Monday, February 9, 2009

Ownership of identity

This first section of reading has already got my marbles churning around the question of identity. I find myself puzzling over both how I identify with the world around me and how others are able to find their own niche. In Thylias Moss’s novel Slave Moth, the concept of finding and protecting an identity really came into focus for me. Is our identity ever really unique or is it always a reflection of where we have been placed in the world by others? Is this positioning escapable? Can we really ever evolve, transform, and recreate ourselves? How does one create a unique identity when both it and their physical being, belong to someone else?

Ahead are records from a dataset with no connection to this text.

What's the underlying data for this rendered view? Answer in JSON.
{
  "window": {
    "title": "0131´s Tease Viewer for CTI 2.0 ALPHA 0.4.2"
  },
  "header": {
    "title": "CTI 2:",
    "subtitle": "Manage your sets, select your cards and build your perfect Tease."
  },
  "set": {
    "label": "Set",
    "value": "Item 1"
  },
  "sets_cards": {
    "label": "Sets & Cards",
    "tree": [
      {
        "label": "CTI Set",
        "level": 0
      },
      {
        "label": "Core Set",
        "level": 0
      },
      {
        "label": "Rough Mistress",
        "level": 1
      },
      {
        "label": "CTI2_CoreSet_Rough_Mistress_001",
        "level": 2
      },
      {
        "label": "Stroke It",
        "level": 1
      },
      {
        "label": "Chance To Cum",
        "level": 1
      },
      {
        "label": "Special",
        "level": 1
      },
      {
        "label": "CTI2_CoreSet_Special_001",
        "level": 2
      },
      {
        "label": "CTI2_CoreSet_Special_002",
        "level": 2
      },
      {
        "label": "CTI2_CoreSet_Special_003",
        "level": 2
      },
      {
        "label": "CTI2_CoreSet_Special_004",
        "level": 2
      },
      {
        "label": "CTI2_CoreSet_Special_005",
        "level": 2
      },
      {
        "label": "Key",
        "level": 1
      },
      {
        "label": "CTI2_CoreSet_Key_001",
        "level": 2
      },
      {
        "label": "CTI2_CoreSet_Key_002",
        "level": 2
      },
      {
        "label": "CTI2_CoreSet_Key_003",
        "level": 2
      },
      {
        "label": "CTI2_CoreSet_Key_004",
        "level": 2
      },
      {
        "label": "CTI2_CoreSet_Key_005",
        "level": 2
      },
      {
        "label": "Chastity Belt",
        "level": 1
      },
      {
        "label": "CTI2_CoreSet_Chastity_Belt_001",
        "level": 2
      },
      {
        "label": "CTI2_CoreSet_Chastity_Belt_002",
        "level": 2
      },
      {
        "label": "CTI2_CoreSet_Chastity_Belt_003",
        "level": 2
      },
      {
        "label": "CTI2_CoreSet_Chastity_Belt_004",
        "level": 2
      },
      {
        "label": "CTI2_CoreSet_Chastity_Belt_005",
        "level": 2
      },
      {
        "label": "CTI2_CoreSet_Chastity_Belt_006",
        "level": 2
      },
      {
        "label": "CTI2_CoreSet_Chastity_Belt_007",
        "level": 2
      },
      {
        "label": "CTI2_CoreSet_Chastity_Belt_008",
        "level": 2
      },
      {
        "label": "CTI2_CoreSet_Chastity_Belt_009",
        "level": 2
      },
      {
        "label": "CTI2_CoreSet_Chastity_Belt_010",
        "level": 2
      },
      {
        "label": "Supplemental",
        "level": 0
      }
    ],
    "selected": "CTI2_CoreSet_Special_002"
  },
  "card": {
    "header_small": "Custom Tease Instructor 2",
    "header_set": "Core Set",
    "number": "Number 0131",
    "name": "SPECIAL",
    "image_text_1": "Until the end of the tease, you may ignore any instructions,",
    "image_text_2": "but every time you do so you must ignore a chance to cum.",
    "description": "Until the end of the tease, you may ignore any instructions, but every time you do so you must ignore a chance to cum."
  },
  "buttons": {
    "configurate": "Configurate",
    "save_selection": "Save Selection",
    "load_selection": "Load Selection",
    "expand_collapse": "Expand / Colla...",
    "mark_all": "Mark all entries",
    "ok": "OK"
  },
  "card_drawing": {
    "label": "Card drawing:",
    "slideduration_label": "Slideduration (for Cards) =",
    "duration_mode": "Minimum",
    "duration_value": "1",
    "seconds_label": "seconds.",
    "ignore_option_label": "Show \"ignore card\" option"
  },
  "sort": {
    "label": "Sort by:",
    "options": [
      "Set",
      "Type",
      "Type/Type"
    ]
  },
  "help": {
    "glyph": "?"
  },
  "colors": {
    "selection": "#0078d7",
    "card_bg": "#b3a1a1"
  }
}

I think one of the most interesting issues covered in Moss’s novel is the conflict of ownership of self. The issue of ownership doesn’t stop at the conflict between slave and master, but it also gets examined from the perspective of husband and wife.

Varl is a slave, she is owned by Master Peter, but she is educated and held with greater esteem by the master than he holds his own wife because Varl is an oddity. He is drawn to her because she is something of an experiment. He allows her the tools of an education and as much respect as permissible and it seems as though he is waiting to see just how long she can withstand the binds of her role as a slave. He seems to tempt her as much as his wife to run away, and is intrigued by what binds her to the plantation-is it love, loyalty, or stubbornness? Given the tools and her position within the working order of the household, Varl knows what her identity should be-that of a slave-and she also knows what it is or at least what it may become. She can see in herself a dignity and a strength that won’t be subdued by the binding weight of slavery. She strengthens her resolve by creating a tangible web of words and phrases that help to shape who she wants to become.

Her identity, the identity she has created for herself within the web of Master Peter’s greater designs, is the only thing she really holds on to throughout the story. From Rals Janet’s perspective, this is a story of one’s identity being stolen. Rals Janet is suppose to be the only woman welcome within the greater workings of her husband’s heart and mind, but this position seems to have been filled long before she became his bride. Rals Janet is supposed to be the decision maker, the respected mistress of the plantation, but instead her husband seems to place Varl and Leticia above her in matters of the home. Rals Janet is suppose to be served, she is suppose to be living the life of a lady of leisure, but due to her husband’s refusal to hire regular slaves, she is forced to work alongside the few odd slaves he has purchased. Throughout this story, the case of identity is questioned and revised leaving the reader to question how their own identity is developed.